Brookes M J, Morris P G, Gowland P A, Francis S T
Sir Peter Mansfield Magnetic Resonance Centre, School of Physics and Astronomy, University of Nottingham, Nottingham, UK.
Magn Reson Med. 2007 Jul;58(1):41-54. doi: 10.1002/mrm.21199.
This paper describes a method of noninvasively measuring regional arterial cerebral blood volume fractions (CBV(a)) in vivo using the combination of Look-Locker echo-planar imaging (LL-EPI) with arterial spin labeling (ASL). Using this technique the arterial inflow curve is rapidly sampled and the regional CBV(a) is measured, while tissue perfusion signals are suppressed. Two methods of spin labeling (LL-EPI flow-sensitive alternating inversion recovery (LL-EPI-FAIR) and LL-EPI signal targeting using alternating radiofrequency (LL-EPI-STAR)) are assessed and their advantages discussed. The application of vascular crushing to LL-EPI-FAIR is described and used to validate the insensitivity of the sequence to the perfusion difference signal. LL-EPI-STAR is used to assess changes in CBV(a) in response to a finger-tapping task. LL-EPI-STAR signal difference curves are shown to have a shortened vascular transit delay and increased peak signal change on activation. A 33 +/- 14% increase in CBV(a) on activation is found. CBV(a) is measured with a 6-s temporal resolution and the temporal response is compared with the BOLD signal change. CBV(a) is shown to increase more rapidly and return to baseline significantly faster than the BOLD signal change, which supports the suggestion that a change in CBV(a) is an input to the BOLD response.

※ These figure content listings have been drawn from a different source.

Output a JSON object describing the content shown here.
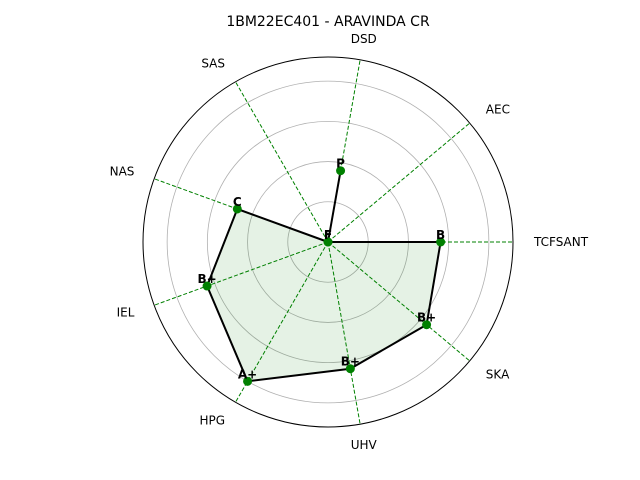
{
  "chart_data": {
    "type": "radar",
    "title": "1BM22EC401 - ARAVINDA CR",
    "categories": [
      "TCFSANT",
      "AEC",
      "DSD",
      "SAS",
      "NAS",
      "IEL",
      "HPG",
      "UHV",
      "SKA"
    ],
    "angles_deg": [
      0,
      40,
      80,
      120,
      160,
      200,
      240,
      280,
      320
    ],
    "values": [
      7,
      0,
      4.5,
      0,
      6,
      8,
      10,
      8,
      8
    ],
    "grades": [
      "B",
      "F",
      "P",
      "F",
      "C",
      "B+",
      "A+",
      "B+",
      "B+"
    ],
    "rmax": 11.5,
    "grid_rings": [
      2.5,
      5,
      7.5,
      10
    ],
    "colors": {
      "line": "#000000",
      "fill": "#008000",
      "markers": "#008000",
      "spokes": "#008000",
      "grid": "#b0b0b0"
    }
  }
}
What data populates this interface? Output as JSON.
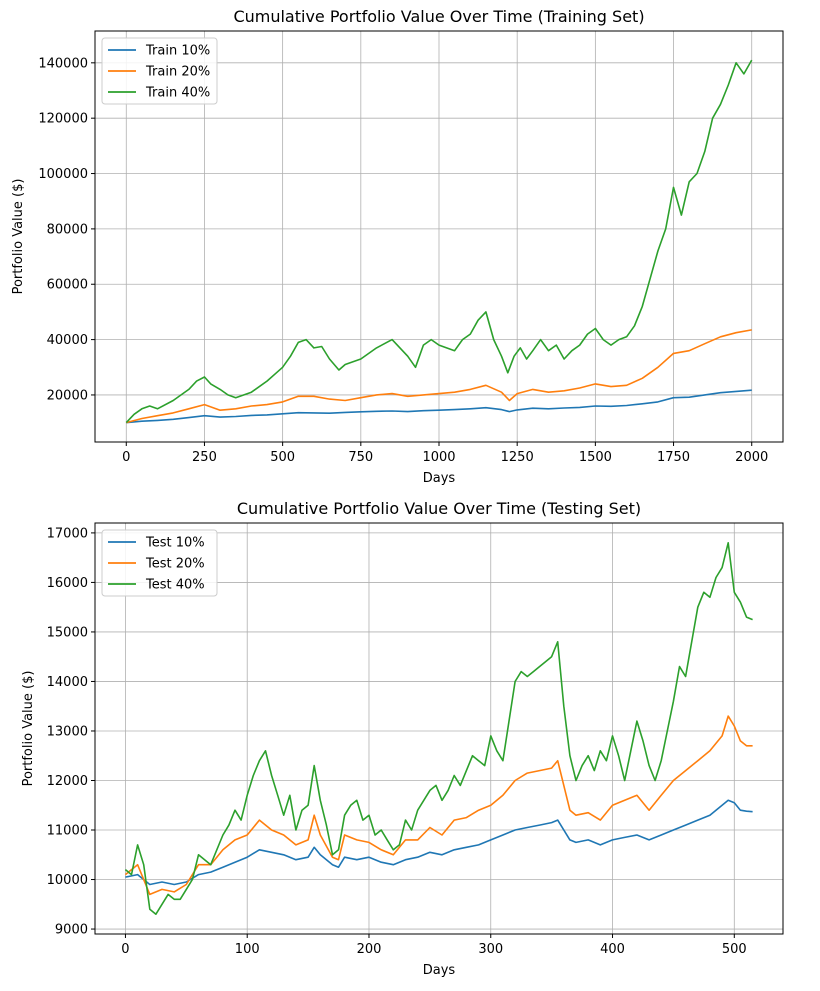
{
  "chart_data": [
    {
      "type": "line",
      "title": "Cumulative Portfolio Value Over Time (Training Set)",
      "xlabel": "Days",
      "ylabel": "Portfolio Value ($)",
      "xlim": [
        -100,
        2100
      ],
      "ylim": [
        3000,
        151500
      ],
      "xticks": [
        0,
        250,
        500,
        750,
        1000,
        1250,
        1500,
        1750,
        2000
      ],
      "yticks": [
        20000,
        40000,
        60000,
        80000,
        100000,
        120000,
        140000
      ],
      "grid": true,
      "legend": "top-left",
      "series": [
        {
          "name": "Train 10%",
          "color": "#1f77b4",
          "x": [
            0,
            50,
            100,
            150,
            200,
            250,
            300,
            350,
            400,
            450,
            500,
            550,
            600,
            650,
            700,
            750,
            800,
            850,
            900,
            950,
            1000,
            1050,
            1100,
            1150,
            1200,
            1225,
            1250,
            1300,
            1350,
            1400,
            1450,
            1500,
            1550,
            1600,
            1650,
            1700,
            1750,
            1800,
            1850,
            1900,
            1950,
            2000
          ],
          "y": [
            10000,
            10500,
            10800,
            11200,
            11800,
            12500,
            12000,
            12200,
            12600,
            12800,
            13200,
            13600,
            13500,
            13400,
            13700,
            13900,
            14100,
            14200,
            14000,
            14300,
            14500,
            14700,
            15000,
            15400,
            14700,
            14000,
            14600,
            15200,
            15000,
            15300,
            15500,
            16000,
            15900,
            16200,
            16800,
            17500,
            19000,
            19200,
            20000,
            20800,
            21300,
            21700
          ]
        },
        {
          "name": "Train 20%",
          "color": "#ff7f0e",
          "x": [
            0,
            50,
            100,
            150,
            200,
            250,
            300,
            350,
            400,
            450,
            500,
            550,
            600,
            650,
            700,
            750,
            800,
            850,
            900,
            950,
            1000,
            1050,
            1100,
            1150,
            1200,
            1225,
            1250,
            1300,
            1350,
            1400,
            1450,
            1500,
            1550,
            1600,
            1650,
            1700,
            1750,
            1800,
            1850,
            1900,
            1950,
            2000
          ],
          "y": [
            10000,
            11500,
            12500,
            13500,
            15000,
            16500,
            14500,
            15000,
            16000,
            16500,
            17500,
            19500,
            19500,
            18500,
            18000,
            19000,
            20000,
            20500,
            19500,
            20000,
            20500,
            21000,
            22000,
            23500,
            21000,
            18000,
            20500,
            22000,
            21000,
            21500,
            22500,
            24000,
            23000,
            23500,
            26000,
            30000,
            35000,
            36000,
            38500,
            41000,
            42500,
            43500
          ]
        },
        {
          "name": "Train 40%",
          "color": "#2ca02c",
          "x": [
            0,
            25,
            50,
            75,
            100,
            150,
            200,
            225,
            250,
            270,
            300,
            325,
            350,
            400,
            450,
            480,
            500,
            525,
            550,
            575,
            600,
            625,
            650,
            680,
            700,
            750,
            800,
            850,
            900,
            925,
            950,
            975,
            1000,
            1050,
            1075,
            1100,
            1125,
            1150,
            1175,
            1200,
            1220,
            1240,
            1260,
            1280,
            1300,
            1325,
            1350,
            1375,
            1400,
            1425,
            1450,
            1475,
            1500,
            1525,
            1550,
            1575,
            1600,
            1625,
            1650,
            1675,
            1700,
            1725,
            1750,
            1775,
            1800,
            1825,
            1850,
            1875,
            1900,
            1925,
            1950,
            1975,
            2000
          ],
          "y": [
            10000,
            13000,
            15000,
            16000,
            15000,
            18000,
            22000,
            25000,
            26500,
            24000,
            22000,
            20000,
            19000,
            21000,
            25000,
            28000,
            30000,
            34000,
            39000,
            40000,
            37000,
            37500,
            33000,
            29000,
            31000,
            33000,
            37000,
            40000,
            34000,
            30000,
            38000,
            40000,
            38000,
            36000,
            40000,
            42000,
            47000,
            50000,
            40000,
            34000,
            28000,
            34000,
            37000,
            33000,
            36000,
            40000,
            36000,
            38000,
            33000,
            36000,
            38000,
            42000,
            44000,
            40000,
            38000,
            40000,
            41000,
            45000,
            52000,
            62000,
            72000,
            80000,
            95000,
            85000,
            97000,
            100000,
            108000,
            120000,
            125000,
            132000,
            140000,
            136000,
            141000
          ]
        }
      ]
    },
    {
      "type": "line",
      "title": "Cumulative Portfolio Value Over Time (Testing Set)",
      "xlabel": "Days",
      "ylabel": "Portfolio Value ($)",
      "xlim": [
        -25,
        540
      ],
      "ylim": [
        8900,
        17200
      ],
      "xticks": [
        0,
        100,
        200,
        300,
        400,
        500
      ],
      "yticks": [
        9000,
        10000,
        11000,
        12000,
        13000,
        14000,
        15000,
        16000,
        17000
      ],
      "grid": true,
      "legend": "top-left",
      "series": [
        {
          "name": "Test 10%",
          "color": "#1f77b4",
          "x": [
            0,
            10,
            20,
            30,
            40,
            50,
            60,
            70,
            80,
            90,
            100,
            110,
            120,
            130,
            140,
            150,
            155,
            160,
            170,
            175,
            180,
            190,
            200,
            210,
            220,
            230,
            240,
            250,
            260,
            270,
            280,
            290,
            300,
            310,
            320,
            330,
            340,
            350,
            355,
            365,
            370,
            380,
            390,
            400,
            410,
            420,
            430,
            440,
            450,
            460,
            470,
            480,
            490,
            495,
            500,
            505,
            510,
            515
          ],
          "y": [
            10050,
            10100,
            9900,
            9950,
            9900,
            9950,
            10100,
            10150,
            10250,
            10350,
            10450,
            10600,
            10550,
            10500,
            10400,
            10450,
            10650,
            10500,
            10300,
            10250,
            10450,
            10400,
            10450,
            10350,
            10300,
            10400,
            10450,
            10550,
            10500,
            10600,
            10650,
            10700,
            10800,
            10900,
            11000,
            11050,
            11100,
            11150,
            11200,
            10800,
            10750,
            10800,
            10700,
            10800,
            10850,
            10900,
            10800,
            10900,
            11000,
            11100,
            11200,
            11300,
            11500,
            11600,
            11550,
            11400,
            11380,
            11370
          ]
        },
        {
          "name": "Test 20%",
          "color": "#ff7f0e",
          "x": [
            0,
            10,
            20,
            30,
            40,
            50,
            60,
            70,
            80,
            90,
            100,
            110,
            120,
            130,
            140,
            150,
            155,
            160,
            170,
            175,
            180,
            190,
            200,
            210,
            220,
            230,
            240,
            250,
            260,
            270,
            280,
            290,
            300,
            310,
            320,
            330,
            340,
            350,
            355,
            365,
            370,
            380,
            390,
            400,
            410,
            420,
            430,
            440,
            450,
            460,
            470,
            480,
            490,
            495,
            500,
            505,
            510,
            515
          ],
          "y": [
            10100,
            10300,
            9700,
            9800,
            9750,
            9900,
            10300,
            10300,
            10600,
            10800,
            10900,
            11200,
            11000,
            10900,
            10700,
            10800,
            11300,
            10900,
            10450,
            10400,
            10900,
            10800,
            10750,
            10600,
            10500,
            10800,
            10800,
            11050,
            10900,
            11200,
            11250,
            11400,
            11500,
            11700,
            12000,
            12150,
            12200,
            12250,
            12400,
            11400,
            11300,
            11350,
            11200,
            11500,
            11600,
            11700,
            11400,
            11700,
            12000,
            12200,
            12400,
            12600,
            12900,
            13300,
            13100,
            12800,
            12700,
            12700
          ]
        },
        {
          "name": "Test 40%",
          "color": "#2ca02c",
          "x": [
            0,
            5,
            10,
            15,
            20,
            25,
            30,
            35,
            40,
            45,
            50,
            55,
            60,
            70,
            80,
            85,
            90,
            95,
            100,
            105,
            110,
            115,
            120,
            125,
            130,
            135,
            140,
            145,
            150,
            155,
            160,
            165,
            170,
            175,
            180,
            185,
            190,
            195,
            200,
            205,
            210,
            215,
            220,
            225,
            230,
            235,
            240,
            245,
            250,
            255,
            260,
            265,
            270,
            275,
            280,
            285,
            290,
            295,
            300,
            305,
            310,
            315,
            320,
            325,
            330,
            335,
            340,
            345,
            350,
            355,
            360,
            365,
            370,
            375,
            380,
            385,
            390,
            395,
            400,
            405,
            410,
            415,
            420,
            425,
            430,
            435,
            440,
            445,
            450,
            455,
            460,
            465,
            470,
            475,
            480,
            485,
            490,
            495,
            500,
            505,
            510,
            515
          ],
          "y": [
            10200,
            10100,
            10700,
            10300,
            9400,
            9300,
            9500,
            9700,
            9600,
            9600,
            9800,
            10000,
            10500,
            10300,
            10900,
            11100,
            11400,
            11200,
            11700,
            12100,
            12400,
            12600,
            12100,
            11700,
            11300,
            11700,
            11000,
            11400,
            11500,
            12300,
            11600,
            11100,
            10500,
            10600,
            11300,
            11500,
            11600,
            11200,
            11300,
            10900,
            11000,
            10800,
            10600,
            10700,
            11200,
            11000,
            11400,
            11600,
            11800,
            11900,
            11600,
            11800,
            12100,
            11900,
            12200,
            12500,
            12400,
            12300,
            12900,
            12600,
            12400,
            13200,
            14000,
            14200,
            14100,
            14200,
            14300,
            14400,
            14500,
            14800,
            13500,
            12500,
            12000,
            12300,
            12500,
            12200,
            12600,
            12400,
            12900,
            12500,
            12000,
            12600,
            13200,
            12800,
            12300,
            12000,
            12400,
            13000,
            13600,
            14300,
            14100,
            14800,
            15500,
            15800,
            15700,
            16100,
            16300,
            16800,
            15800,
            15600,
            15300,
            15250
          ]
        }
      ]
    }
  ]
}
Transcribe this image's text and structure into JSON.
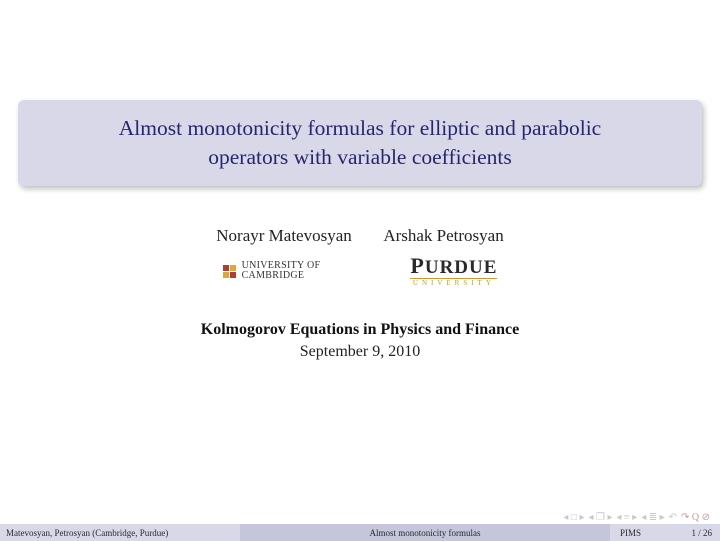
{
  "colors": {
    "title_box_bg": "#d8d8e8",
    "title_text": "#26266e",
    "footer_bg": "#d8d8e8",
    "footer_mid_bg": "#c5c5db",
    "purdue_gold": "#c99a2e",
    "cambridge_red": "#b73a3a",
    "cambridge_yellow": "#d9a93a",
    "nav_icon_gray": "#c8c8c8"
  },
  "title": {
    "line1": "Almost monotonicity formulas for elliptic and parabolic",
    "line2": "operators with variable coefficients"
  },
  "authors": {
    "author1": "Norayr Matevosyan",
    "author2": "Arshak Petrosyan"
  },
  "logos": {
    "cambridge_line1": "UNIVERSITY OF",
    "cambridge_line2": "CAMBRIDGE",
    "purdue_name": "URDUE",
    "purdue_initial": "P",
    "purdue_sub": "UNIVERSITY"
  },
  "conference": "Kolmogorov Equations in Physics and Finance",
  "date": "September 9, 2010",
  "footer": {
    "authors": "Matevosyan, Petrosyan  (Cambridge, Purdue)",
    "short_title": "Almost monotonicity formulas",
    "venue": "PIMS",
    "page": "1 / 26"
  },
  "nav": {
    "first": "◂ □ ▸",
    "prev": "◂ ❐ ▸",
    "next": "◂ ≡ ▸",
    "section": "◂ ≣ ▸",
    "back": "↶",
    "redo": "↷ Q ⊘"
  }
}
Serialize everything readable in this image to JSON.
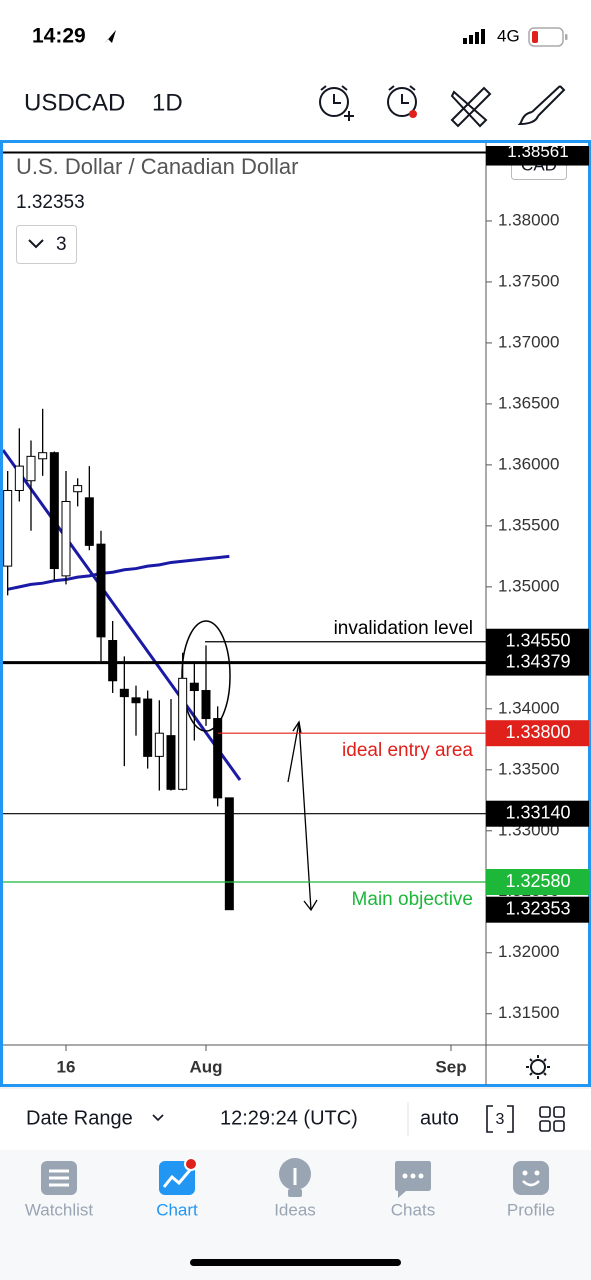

本文描述了一种结合使用Look-Locker回波平面成像(LL-EPI)与动脉自旋标记(ASL)在体无创测量局部动脉脑血容量分数(CBV(a))的方法。利用该技术可快速采集动脉流入曲线并测量局部CBV(a),同时抑制组织灌注信号。评估了两种自旋标记方法(LL-EPI血流敏感交替反转恢复(LL-EPI-FAIR)和使用交替射频的LL-EPI信号靶向(LL-EPI-STAR))并讨论了它们的优点。描述了将血管阻断应用于LL-EPI-FAIR并用于验证该序列对灌注差异信号的不敏感性。LL-EPI-STAR用于评估响应手指敲击任务时CBV(a)的变化。LL-EPI-STAR信号差异曲线显示在激活时血管通过延迟缩短且峰值信号变化增加。发现激活时CBV(a)增加了33±14%。以6秒的时间分辨率测量CBV(a),并将时间响应与BOLD信号变化进行比较。结果表明CBV(a)比BOLD信号变化增加得更快且显著更快地恢复到基线,这支持了CBV(a)的变化是BOLD反应输入的观点。